It wasn’t that long ago that China was the world’s largest economy. In fact, it relinquished that crown to the U.S. around 1890. The Chinese economy went into somewhat of a slumber until the end of the Cultural Revolution under Mao Zedong in the 1970’s. Since then the Chinese economy has followed a more market-driven economic path and has prospered, sometimes growing GDP by more than 10%. Its economy is still growing at greater than 6% despite having grown to nearly the size of the U.S. (some argue it has already surpassed the U.S.).
Why, you might ask, is China so underrepresented in portfolios relative to the size of its economy then? At present, China represents approximately 30% of the MSCI Emerging Markets Index (after the MSCI China Index gained more than 50% in 2017). The 12-month forward P/E for China sits at just 14.5X (as ofFeb 1st) relative to the U.S. which trades at 18.8X. Keep in mind though that China is anticipated to grow its GDP by some 6.5% compared to estimates for the U.S. in the 2.5-3.0% range. Isn’t 30% of the MSCI Emerging Markets Index a significant share for China? Yes, and no.
If you look at the MSCI All-Country World Index, China makes up only 4.2% of the total index capitalization. The United States by contrast makes up 50% of the index. Despite being at least the second largest economy by GDP, China is the fourth largest company represented in the MSCI All Country World Index with Japan (8.07%) and the United Kingdom (4.99%) taking up larger portions of the pie.
There are many arguments for why China is not a larger portion of the index including liberalization of financial markets, free movement of capital, rule of law and the fact that China is a single-party state controlled by the Communist party
We can all agree that these are reasons to be cautious about investments in China. The fact that China represents such an underweight in the global indices also suggests that there may be a real opportunity for investors that can get comfortable with the risk factors. The size of the consumer market in China along with the rapid pace of growth and development in the country offer potentially larger opportunities for growth than any of the Developed Market economies. In the Fall of 2017 President Xi Jinping was re-elected for a second term and it is highly anticipated that since he did not appear to nominate a successor at this time that he will likely vie for a third five-year term in 2022.
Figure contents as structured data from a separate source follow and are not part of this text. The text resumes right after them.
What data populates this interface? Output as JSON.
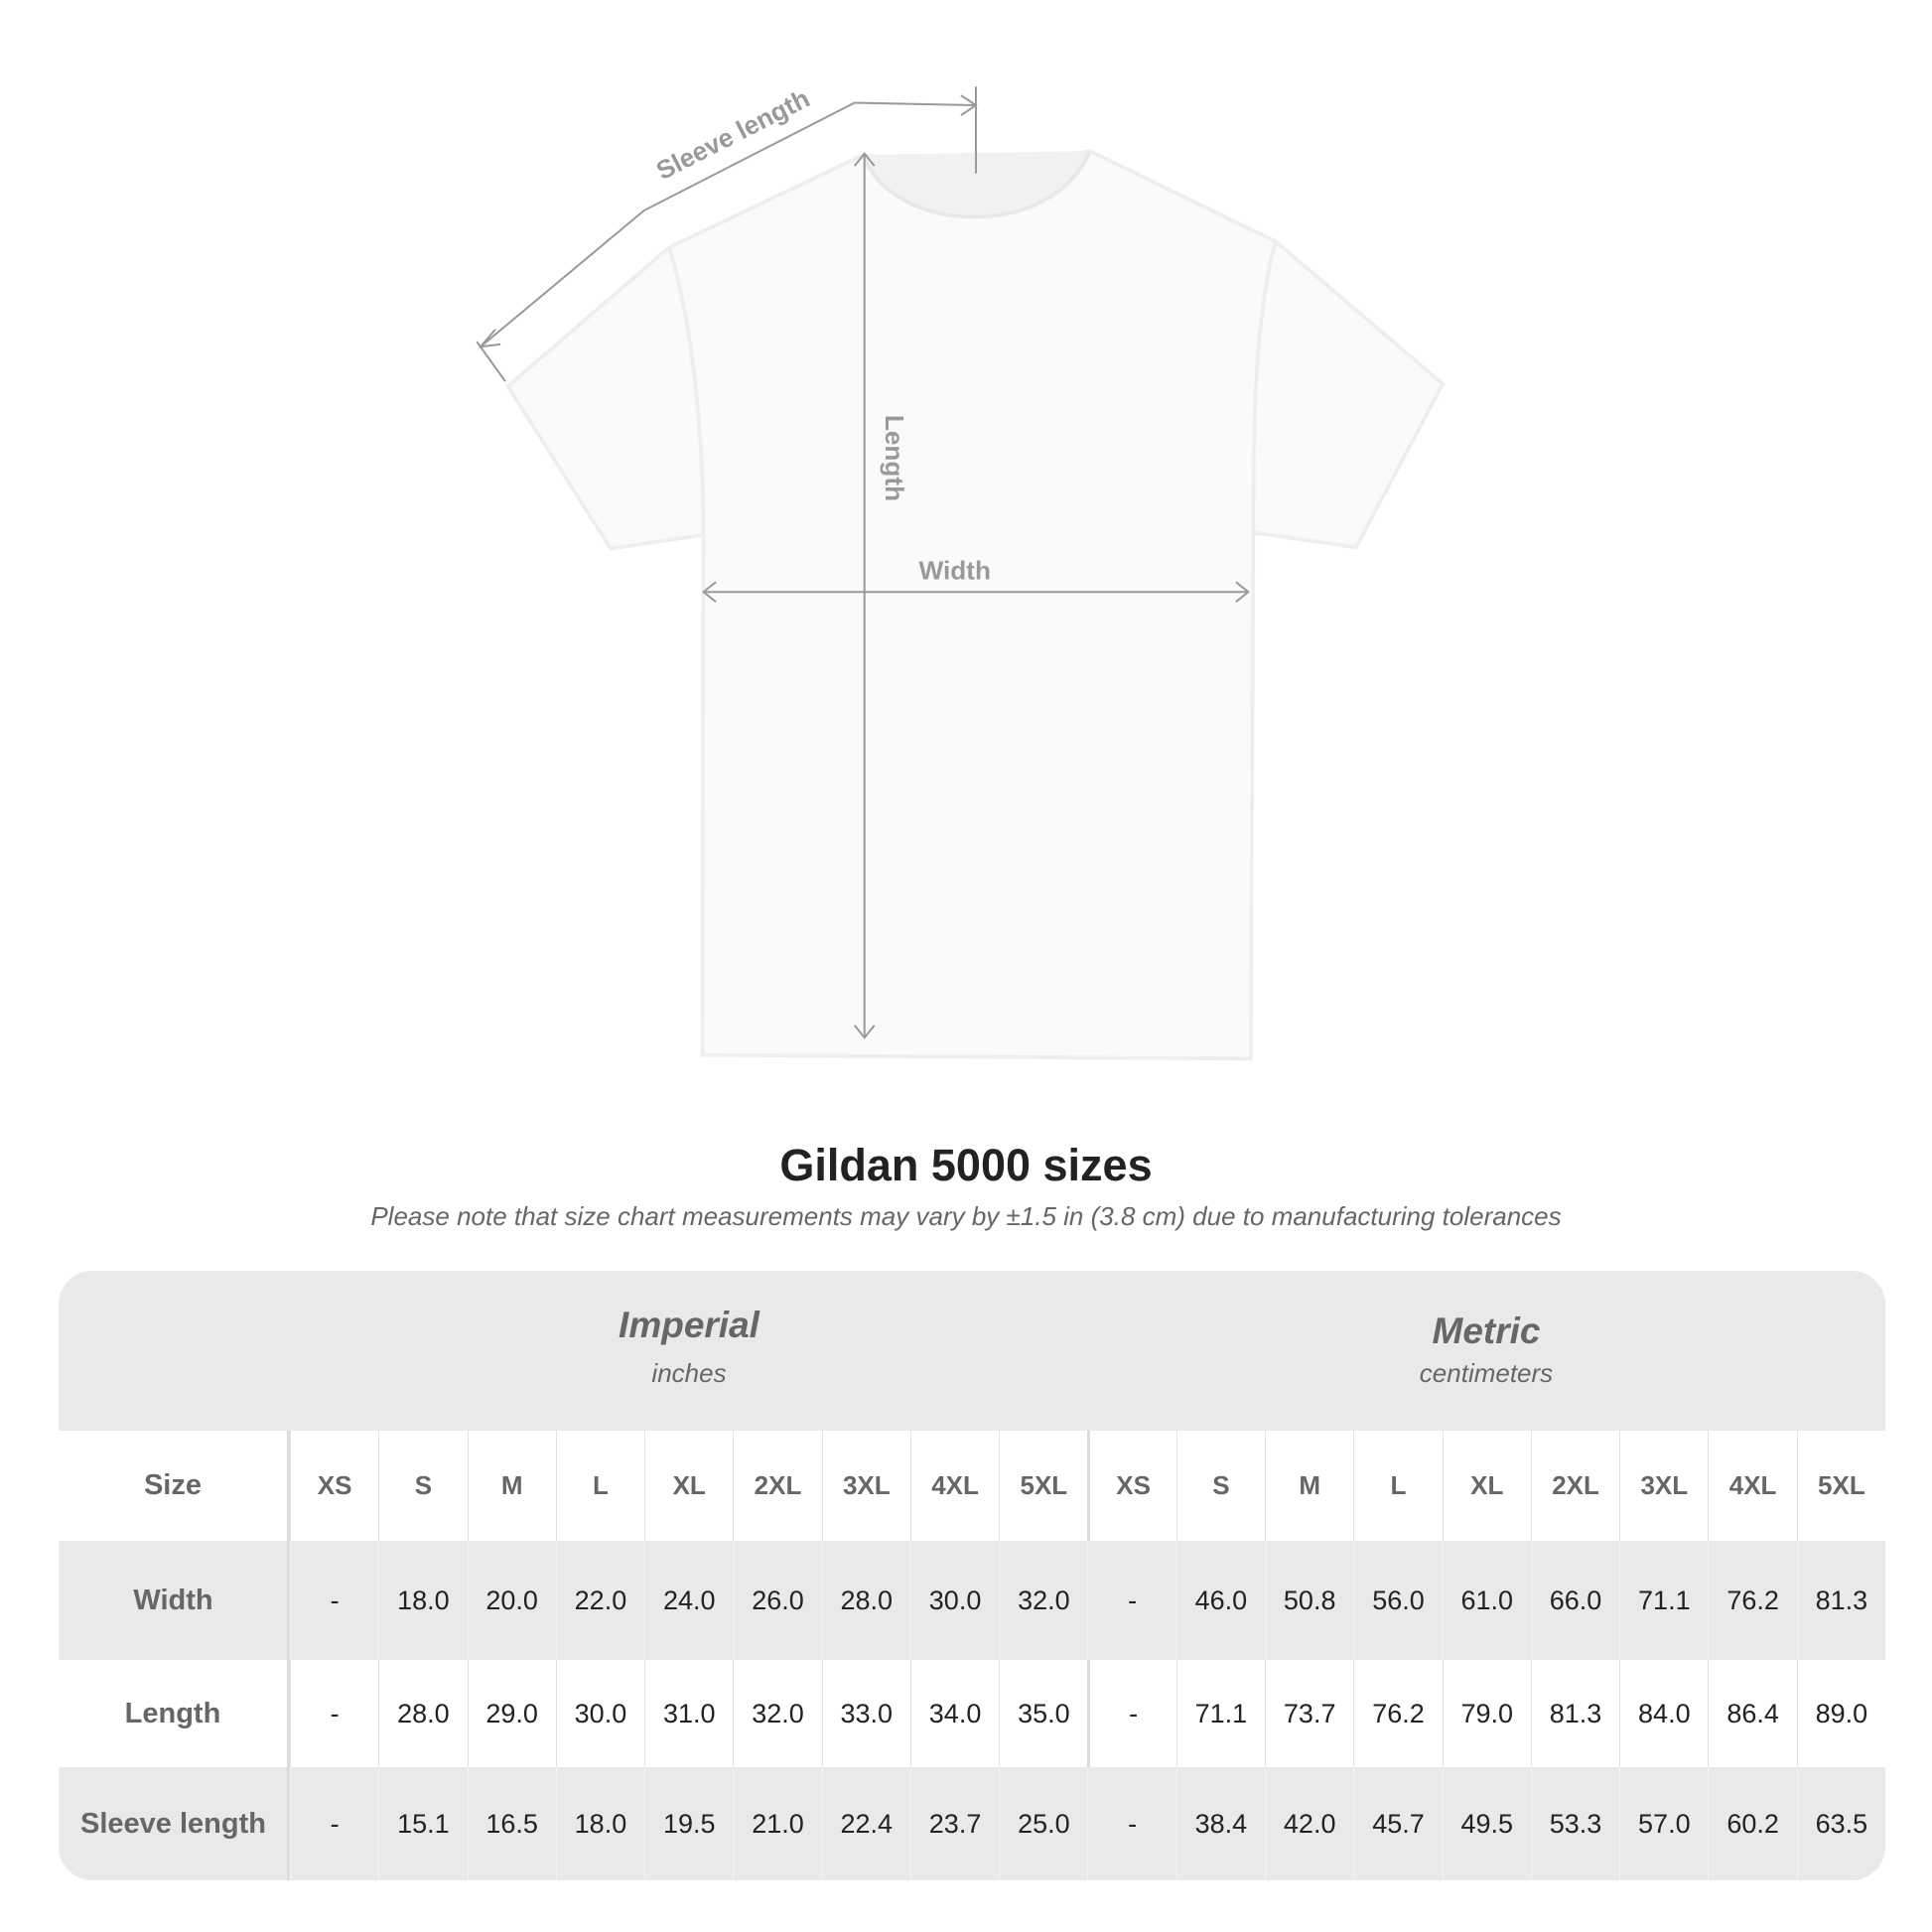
{
  "diagram": {
    "sleeve_label": "Sleeve length",
    "length_label": "Length",
    "width_label": "Width"
  },
  "title": "Gildan 5000 sizes",
  "note": "Please note that size chart measurements may vary by ±1.5 in (3.8 cm) due to manufacturing tolerances",
  "table": {
    "imperial": {
      "label": "Imperial",
      "unit": "inches"
    },
    "metric": {
      "label": "Metric",
      "unit": "centimeters"
    },
    "size_label": "Size",
    "sizes": [
      "XS",
      "S",
      "M",
      "L",
      "XL",
      "2XL",
      "3XL",
      "4XL",
      "5XL"
    ],
    "rows": [
      {
        "label": "Width",
        "imperial": [
          "-",
          "18.0",
          "20.0",
          "22.0",
          "24.0",
          "26.0",
          "28.0",
          "30.0",
          "32.0"
        ],
        "metric": [
          "-",
          "46.0",
          "50.8",
          "56.0",
          "61.0",
          "66.0",
          "71.1",
          "76.2",
          "81.3"
        ]
      },
      {
        "label": "Length",
        "imperial": [
          "-",
          "28.0",
          "29.0",
          "30.0",
          "31.0",
          "32.0",
          "33.0",
          "34.0",
          "35.0"
        ],
        "metric": [
          "-",
          "71.1",
          "73.7",
          "76.2",
          "79.0",
          "81.3",
          "84.0",
          "86.4",
          "89.0"
        ]
      },
      {
        "label": "Sleeve length",
        "imperial": [
          "-",
          "15.1",
          "16.5",
          "18.0",
          "19.5",
          "21.0",
          "22.4",
          "23.7",
          "25.0"
        ],
        "metric": [
          "-",
          "38.4",
          "42.0",
          "45.7",
          "49.5",
          "53.3",
          "57.0",
          "60.2",
          "63.5"
        ]
      }
    ]
  },
  "colors": {
    "header_bg": "#e9e9e9",
    "label_text": "#666666",
    "value_text": "#222222",
    "measure_line": "#999999"
  }
}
This would require some constitutional changes as there is currently a two-term limit. If the scenario plays out as anticipated, it would likely mean a relatively predictable next ten years in terms of key economic priorities. Some of those priorities are known to be focused on scientific discovery including Artificial Intelligence and Biotechnology, where President Xi expects China to be the world leader. Many investors are not comfortable making meaningful allocations to China but they may be missing a real opportunity over the coming years as Chinese equity capitalization is more likely than not to move in the direction of its share of World GDP.
No investment is without risk. However, we believe this opportunity is one worth studying more closely and considering what the possible payoff for those risks may be.